Non, l'homme assassiné n' était pas du tout conforme au portrait flatteur qu'on avait fait de lui dans les média, elle pouvait l'attester. S'il est vrai qu'il fallait préserver sa mémoire, elle tenait néanmoins à témoigner si cela pouvait sauver la vie d'une de ses victimes. Oui, c'était un homme avide d'argent... Elle se mit alors à raconter son aventure ou plutôt sa mésaventure. Un homme venu à elle, qui avait su gagner sa confiance. De l'amour elle en avait à donner autant que tous ces kilos de chair qui faisaient d'elle une femme imposante. Il avait abusé d'elle dans tous les sens du terme, détourné ses marchandises à son profit, dilapidé son argent pour financer sa campagne électorale et, affront suprême, pour entretenir d'autres femmes.
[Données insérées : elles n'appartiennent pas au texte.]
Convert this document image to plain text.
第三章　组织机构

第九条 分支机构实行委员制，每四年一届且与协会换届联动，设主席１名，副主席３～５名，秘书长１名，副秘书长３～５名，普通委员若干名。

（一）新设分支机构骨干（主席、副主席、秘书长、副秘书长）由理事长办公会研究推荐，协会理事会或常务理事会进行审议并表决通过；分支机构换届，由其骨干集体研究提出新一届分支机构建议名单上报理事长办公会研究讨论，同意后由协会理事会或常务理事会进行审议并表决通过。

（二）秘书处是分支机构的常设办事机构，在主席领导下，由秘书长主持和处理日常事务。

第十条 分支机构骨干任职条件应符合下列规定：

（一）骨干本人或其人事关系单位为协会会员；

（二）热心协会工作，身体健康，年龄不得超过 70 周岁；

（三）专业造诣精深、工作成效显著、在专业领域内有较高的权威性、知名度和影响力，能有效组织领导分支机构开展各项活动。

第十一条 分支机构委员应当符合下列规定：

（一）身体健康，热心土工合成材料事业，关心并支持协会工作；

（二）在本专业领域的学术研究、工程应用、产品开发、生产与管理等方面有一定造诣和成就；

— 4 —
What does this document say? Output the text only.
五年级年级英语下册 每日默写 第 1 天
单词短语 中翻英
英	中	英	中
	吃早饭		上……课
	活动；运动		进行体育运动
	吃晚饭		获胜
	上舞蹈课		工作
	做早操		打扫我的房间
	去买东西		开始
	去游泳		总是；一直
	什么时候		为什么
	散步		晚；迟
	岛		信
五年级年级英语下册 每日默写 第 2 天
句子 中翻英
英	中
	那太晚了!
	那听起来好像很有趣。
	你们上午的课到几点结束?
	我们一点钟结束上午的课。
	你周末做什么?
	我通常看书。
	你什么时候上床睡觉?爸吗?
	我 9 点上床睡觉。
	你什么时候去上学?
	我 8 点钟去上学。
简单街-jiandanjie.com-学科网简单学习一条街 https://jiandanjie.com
Trop longtemps victime de ses discours mielleux, elle avait fini par devoir admettre qu'il était capable de tout.
Il voyait grand et elle lui avait donné des quantités énormes de "pièces de tissus pagne" lors de sa campagne électorale. Quand elle lui demandait d'être plus modéré dans ses commandes, il lui disait que pour avoir le maximum de voix il se devait "d'habiller tout le pays à son effigie". Et d'énumérer en s'emportant les cercles et les communes où son bien avait été dilapidé.
La barre sur laquelle elle prenait appui de temps en temps grinçait, ce qui déclenchait des rires parmi l'assistance. Mais le témoin restait impassible et, poursuivant son réquisitoire, elle en profita pour décrire les conditions dans lesquelles les commerçantes travaillaient dans le marché: les étals étroits, les taxes trop élevées, le recouvrement de leurs dettes de plus en plus difficile, tout y passa. Sommée de s'en tenir à sa relation avec la victime, le témoin n'y revenait que pour reprendre aussitôt le chemin des digressions et c'est non sans mal que le juge réussissait à canaliser ses propos.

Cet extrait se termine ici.